British Liberal deputy Diana Wallace said: "There is a huge sense of disappointment insofar as we were hoping to get this whole wretched business of MEPs' expenses sorted out before the elections in June. And the only way of getting to grips with that was to settle on a standard salary. And now, as the Council [of Ministers] has failed to reach agreement, we are now stuck, and it seems to me unlikely that we will be able therefore to get something in place over the next five years, because the problem will be that people [new members] will come to this parliament in June and say they have come on such-and-such a basis, and therefore we will not be able to change anything again until a new mandate."

Parliamentary officials are particularly annoyed that the ministers are "moving the goalposts," as they put it. They recall that the Greek EU presidency last year raised objections about a number of points in the new pay statute, and the parliament subsequently made changes.

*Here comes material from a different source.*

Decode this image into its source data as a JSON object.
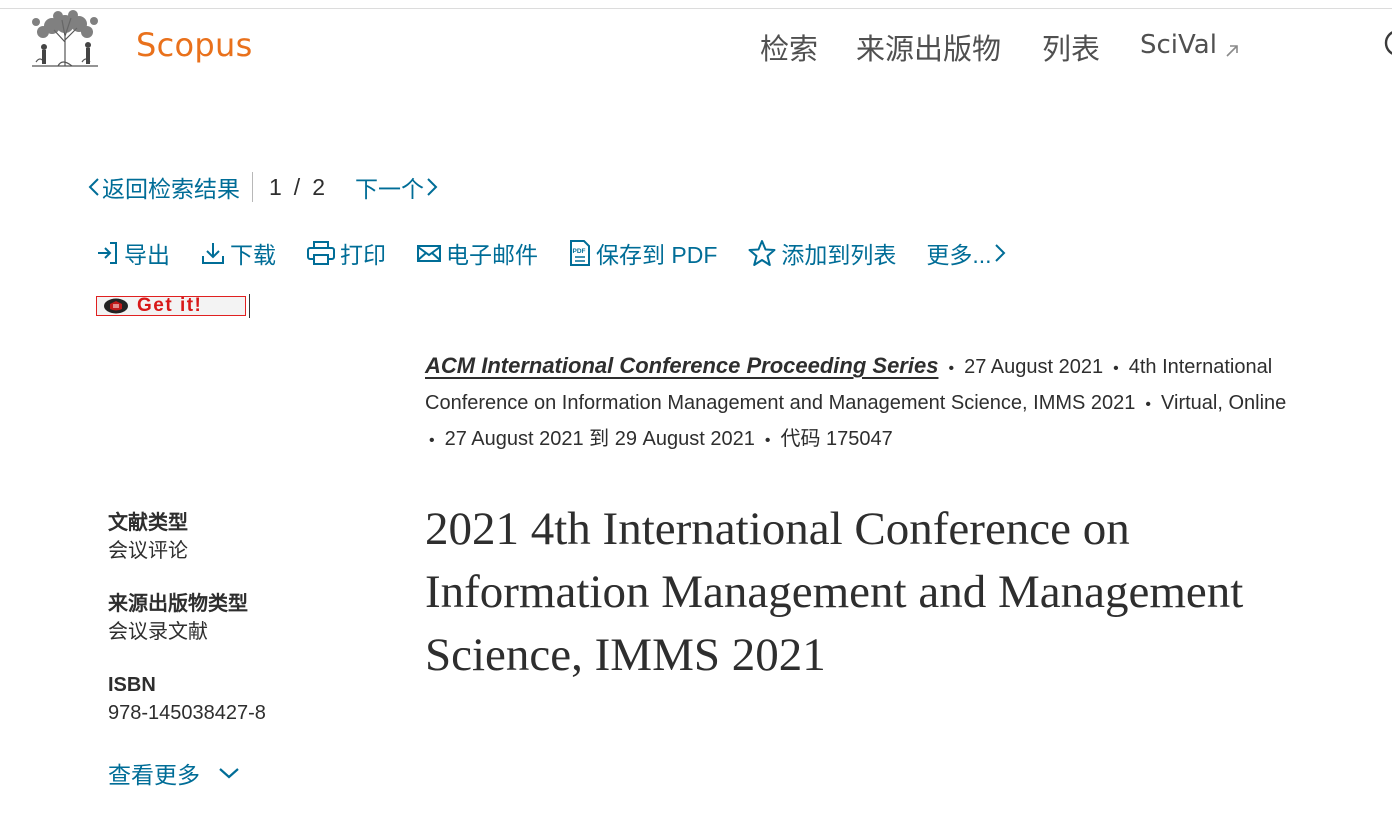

But the presidency at that time made no mention of the envisaged pay rates as being excessive.

MEP Wallace says some of the deputies themselves feel the level of pay proposed was, indeed, overly generous. But she says adopting it as the standard rate would have meant some MEPs taking a pay cut. "I think everybody has bent over backwards to go as far as they can, and all of us have things about [the new statute] that we don't like," she said. "But it was the best compromise we could get, that the whole house was willing to sign up to, and it would have dealt with the problem of expenses."

She said that in the coming election, the parliament must "come out fighting" -- meaning that it must tell the public that it tried to solve the problem and had already compromised on a range of issues, but that the Council of Ministers has "thrown out the last opportunity."